Fiction Reviews


(2018) Lynsay Sands, Gollancz, £8.99, pbk, 373pp, ISBN 978-1-473-22157-4


Twice Bitten is the 27th book in the Argeneau series of paranormal romances. I have not read any of the others, so I did not come to this one knowing anything about the characters or the world building, although the genre is not new to me.

The story centres around a female immortal called Elspeth Argeneau, who at the age of 140 has just left home for the first time. Immortals are similar to vampires in that they need blood to survive, they do not age normally, they are mostly nocturnal, and they can heal very quickly from even severe injuries and are difficult to kill. What is different about immortals is what gives them these abilities – they are infected with nanobots, tiny robots that inhabit their bodies and constantly work to repair them. The nanobots are fuelled by blood, thus driving the blood hunger of the immortals. Someone who is not immortal can be turned by being infected with the nanobots. I very much liked the idea of vampires being created through technology, but unfortunately the rest of the book fell very flat.

After leaving home, Elspeth gets a job as an enforcer, tracking down rogue immortals, and rents a flat in a house which she shares with an elderly woman, Meredith, who she immediately becomes great friends with. Elspeth’s controlling mother and twin sisters then turn up out of the blue, together with Meredith’s grandson Wyatt (positioned as Elspeth’s life-mate from the first page) and predictably chaos ensues. There are various attempts made on Elspeth’s life, most of which happen apparently at random, which lead to Elspeth spending a lot of time sitting in Meredith’s house with Wyatt and various immortal relatives. There is a subplot involving her over protective mother, who moves into the house (bringing Elspeth’s twin sisters with her) in an attempt to control Elspeth and force her to move back home. In order to resist her mother’s influence, Elspeth is forced to self-harm, something I found a bit unpleasant.

The book is intended to be fairly light and seχy in tone, but the humour doesn’t work and the chemistry between Wyatt and Elspeth didn’t really spark for me, lacking in conflict and tension. Part of the problem was that none of the characters seemed to have particularly distinct or interesting personalities and as a result, I struggled to finish the book.

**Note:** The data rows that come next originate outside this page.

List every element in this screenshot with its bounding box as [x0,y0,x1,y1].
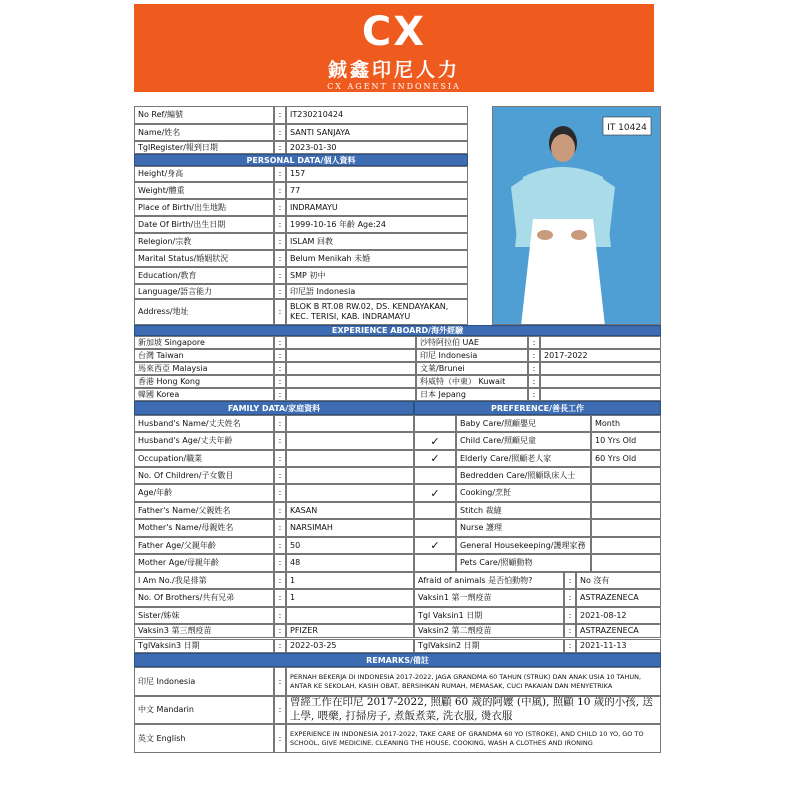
preference-row [414,450,661,467]
family-row [134,467,414,484]
colon: : [564,589,576,607]
preference-label: Pets Care/照顧動物 [456,554,591,572]
remark-row [134,724,661,753]
family-value: 50 [286,537,414,554]
personal-row [134,233,468,250]
family-value [286,607,414,624]
preference-value [591,502,661,519]
family-value: 1 [286,572,414,589]
family-value: NARSIMAH [286,519,414,537]
experience-years [540,336,661,349]
company-name-english: CX AGENT INDONESIA [327,82,461,91]
colon: : [274,724,286,753]
experience-country: 韓國 Korea [134,388,274,401]
register-value: 2023-01-30 [286,141,468,154]
preference-row [414,432,661,450]
colon: : [564,639,576,653]
colon: : [528,375,540,388]
vaccine-value: PFIZER [286,624,414,638]
family-value [286,484,414,502]
family-label: No. Of Children/子女數目 [134,467,274,484]
preference-check [414,519,456,537]
experience-row [134,336,661,349]
preference-value [591,554,661,572]
preference-check: ✓ [414,450,456,467]
colon: : [274,362,286,375]
experience-years [540,375,661,388]
experience-years: 2017-2022 [540,349,661,362]
experience-years [540,388,661,401]
family-value: 1 [286,589,414,607]
family-row [134,572,414,589]
preference-label: Cooking/烹飪 [456,484,591,502]
remark-language: 英文 English [134,724,274,753]
vaccine-label: TglVaksin2 日期 [414,639,564,653]
preference-label: Nurse 護理 [456,519,591,537]
experience-years [286,336,416,349]
colon: : [274,572,286,589]
personal-row [134,182,468,199]
family-data-header: FAMILY DATA/家庭資料 [134,401,414,415]
ref-row [134,106,492,124]
colon: : [274,450,286,467]
biodata-form [134,106,661,753]
experience-country: 文萊/Brunei [416,362,528,375]
experience-country: 沙特阿拉伯 UAE [416,336,528,349]
family-row [134,607,414,624]
personal-row [134,216,468,233]
extra-label: Afraid of animals 是否怕動物? [414,572,564,589]
family-row [134,450,414,467]
vaccine-label: TglVaksin3 日期 [134,639,274,653]
family-row [134,432,414,450]
preference-check [414,554,456,572]
colon: : [274,537,286,554]
preference-label: Bedredden Care/照顧臥床人士 [456,467,591,484]
personal-data-header: PERSONAL DATA/個人資料 [134,154,468,166]
personal-value: BLOK B RT.08 RW.02, DS. KENDAYAKAN, KEC. TERISI, KAB. INDRAMAYU [286,299,468,325]
colon: : [274,166,286,182]
extra-value: 2021-08-12 [576,607,661,624]
family-label: Father Age/父親年齡 [134,537,274,554]
family-row [134,589,414,607]
preference-value [591,467,661,484]
preference-check [414,415,456,432]
colon: : [274,182,286,199]
remark-language: 中文 Mandarin [134,696,274,724]
preference-header: PREFERENCE/善長工作 [414,401,661,415]
experience-country: 日本 Jepang [416,388,528,401]
personal-label: Relegion/宗教 [134,233,274,250]
family-label: No. Of Brothers/共有兄弟 [134,589,274,607]
personal-row [134,250,468,267]
remark-text: EXPERIENCE IN INDONESIA 2017-2022, TAKE CARE OF GRANDMA 60 YO (STROKE), AND CHILD 10 YO, GO TO SCHOOL, GIVE MEDICINE, CLEANING THE HOUSE, COOKING, WASH A CLOTHES AND IRONING [286,724,661,753]
register-row [134,141,492,154]
preference-check [414,467,456,484]
preference-label: Baby Care/照顧嬰兒 [456,415,591,432]
family-row [134,484,414,502]
colon: : [528,336,540,349]
family-label: Age/年齡 [134,484,274,502]
personal-value: SMP 初中 [286,267,468,284]
preference-value: Month [591,415,661,432]
colon: : [274,388,286,401]
colon: : [274,696,286,724]
preference-value: 60 Yrs Old [591,450,661,467]
company-name-chinese: 鋮鑫印尼人力 [327,59,460,81]
colon: : [274,141,286,154]
preference-value [591,537,661,554]
personal-value: 77 [286,182,468,199]
colon: : [528,349,540,362]
colon: : [528,388,540,401]
experience-row [134,375,661,388]
colon: : [274,336,286,349]
extra-label: Vaksin1 第一劑疫苗 [414,589,564,607]
preference-check: ✓ [414,432,456,450]
personal-row [134,199,468,216]
experience-country: 印尼 Indonesia [416,349,528,362]
family-row [134,519,414,537]
vaccine-value: ASTRAZENECA [576,624,661,638]
preference-row [414,537,661,554]
colon: : [274,607,286,624]
colon: : [274,375,286,388]
preference-value [591,484,661,502]
personal-row [134,299,468,325]
experience-row [134,388,661,401]
colon: : [528,362,540,375]
personal-label: Marital Status/婚姻狀況 [134,250,274,267]
colon: : [274,639,286,653]
remark-language: 印尼 Indonesia [134,667,274,696]
colon: : [274,233,286,250]
colon: : [274,216,286,233]
preference-value: 10 Yrs Old [591,432,661,450]
ref-value: IT230210424 [286,106,468,124]
colon: : [274,106,286,124]
experience-country: 台灣 Taiwan [134,349,274,362]
family-value: 48 [286,554,414,572]
experience-years [286,388,416,401]
remark-text: 曾經工作在印尼 2017-2022, 照顧 60 歲的阿嬤 (中風), 照顧 10 歲的小孩, 送上學, 喂藥, 打掃房子, 煮飯煮菜, 洗衣服, 燙衣服 [286,696,661,724]
preference-row [414,554,661,572]
family-label: Sister/姊妹 [134,607,274,624]
preference-label: Elderly Care/照顧老人家 [456,450,591,467]
extra-row [414,572,661,589]
experience-country: 新加坡 Singapore [134,336,274,349]
photo-id-tag: IT 10424 [607,123,647,133]
name-row [134,124,492,141]
preference-row [414,467,661,484]
personal-label: Weight/體重 [134,182,274,199]
vaccine-value: 2022-03-25 [286,639,414,653]
extra-value: ASTRAZENECA [576,589,661,607]
experience-header: EXPERIENCE ABOARD/海外經驗 [134,325,661,336]
extra-label: Tgl Vaksin1 日期 [414,607,564,624]
colon: : [564,572,576,589]
personal-row [134,166,468,182]
preference-check [414,502,456,519]
colon: : [274,624,286,638]
personal-row [134,284,468,299]
vaccine-row [134,639,661,653]
preference-row [414,519,661,537]
extra-row [414,589,661,607]
candidate-photo [492,106,661,325]
vaccine-label: Vaksin3 第三劑疫苗 [134,624,274,638]
vaccine-label: Vaksin2 第二劑疫苗 [414,624,564,638]
extra-row [414,607,661,624]
colon: : [274,519,286,537]
remark-row [134,696,661,724]
remarks-header: REMARKS/備註 [134,653,661,667]
family-label: Mother's Name/母親姓名 [134,519,274,537]
family-row [134,502,414,519]
colon: : [274,267,286,284]
family-label: Husband's Age/丈夫年齡 [134,432,274,450]
family-value [286,467,414,484]
personal-value: ISLAM 回教 [286,233,468,250]
preference-check: ✓ [414,537,456,554]
personal-label: Address/地址 [134,299,274,325]
colon: : [274,124,286,141]
family-value: KASAN [286,502,414,519]
personal-value: 印尼語 Indonesia [286,284,468,299]
family-label: Father's Name/父親姓名 [134,502,274,519]
extra-value: No 沒有 [576,572,661,589]
experience-row [134,349,661,362]
personal-label: Date Of Birth/出生日期 [134,216,274,233]
preference-row [414,502,661,519]
colon: : [274,250,286,267]
colon: : [274,432,286,450]
personal-label: Place of Birth/出生地點 [134,199,274,216]
colon: : [274,484,286,502]
family-label: I Am No./我是排第 [134,572,274,589]
family-row [134,537,414,554]
family-value [286,450,414,467]
colon: : [274,554,286,572]
preference-label: General Housekeeping/護理家務 [456,537,591,554]
family-label: Mother Age/母親年齡 [134,554,274,572]
vaccine-row [134,624,661,638]
experience-country: 科威特（中東） Kuwait [416,375,528,388]
preference-row [414,484,661,502]
colon: : [274,415,286,432]
personal-value: Belum Menikah 未婚 [286,250,468,267]
colon: : [564,624,576,638]
family-value [286,415,414,432]
personal-label: Height/身高 [134,166,274,182]
preference-label: Stitch 裁縫 [456,502,591,519]
name-value: SANTI SANJAYA [286,124,468,141]
family-value [286,432,414,450]
preference-label: Child Care/照顧兒童 [456,432,591,450]
experience-country: 馬來西亞 Malaysia [134,362,274,375]
experience-years [540,362,661,375]
colon: : [274,502,286,519]
experience-years [286,362,416,375]
personal-value: INDRAMAYU [286,199,468,216]
preference-value [591,519,661,537]
personal-label: Education/教育 [134,267,274,284]
colon: : [274,667,286,696]
header-banner [134,4,654,92]
ref-label: No Ref/編號 [134,106,274,124]
vaccine-value: 2021-11-13 [576,639,661,653]
family-row [134,554,414,572]
colon: : [274,199,286,216]
colon: : [274,299,286,325]
family-label: Occupation/職業 [134,450,274,467]
name-label: Name/姓名 [134,124,274,141]
family-row [134,415,414,432]
colon: : [274,284,286,299]
preference-row [414,415,661,432]
remark-text: PERNAH BEKERJA DI INDONESIA 2017-2022, JAGA GRANDMA 60 TAHUN (STRUK) DAN ANAK USIA 10 TAHUN, ANTAR KE SEKOLAH, KASIH OBAT, BERSIHKAN RUMAH, MEMASAK, CUCI PAKAIAN DAN MENYETRIKA [286,667,661,696]
personal-value: 1999-10-16 年齡 Age:24 [286,216,468,233]
experience-years [286,375,416,388]
register-label: TglRegister/報到日期 [134,141,274,154]
personal-row [134,267,468,284]
colon: : [274,467,286,484]
remark-row [134,667,661,696]
family-label: Husband's Name/丈夫姓名 [134,415,274,432]
colon: : [274,349,286,362]
personal-value: 157 [286,166,468,182]
preference-check: ✓ [414,484,456,502]
experience-country: 香港 Hong Kong [134,375,274,388]
colon: : [274,589,286,607]
colon: : [564,607,576,624]
experience-row [134,362,661,375]
experience-years [286,349,416,362]
personal-label: Language/語言能力 [134,284,274,299]
candidate-photo-image [493,107,661,325]
company-logo: CX [361,9,427,55]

As in most paranormal romance, the usual tropes have been woven into the story, including 'instalust' and the idea of mates for life (which the reader is supposed to believe is the case with Wyatt and Elspeth), although what made them life mates was never explained, and I found this a little disappointing. It would have been easier to believe in Elspeth and Wyatt’s connection had there been a reason for it. The book is also weighed down by repetitive speech tagging and too many scenes where nothing really happens.

This is a genre I usually enjoy, but sadly I won’t be adding the rest of this series to my TBR (to-be-read) pile.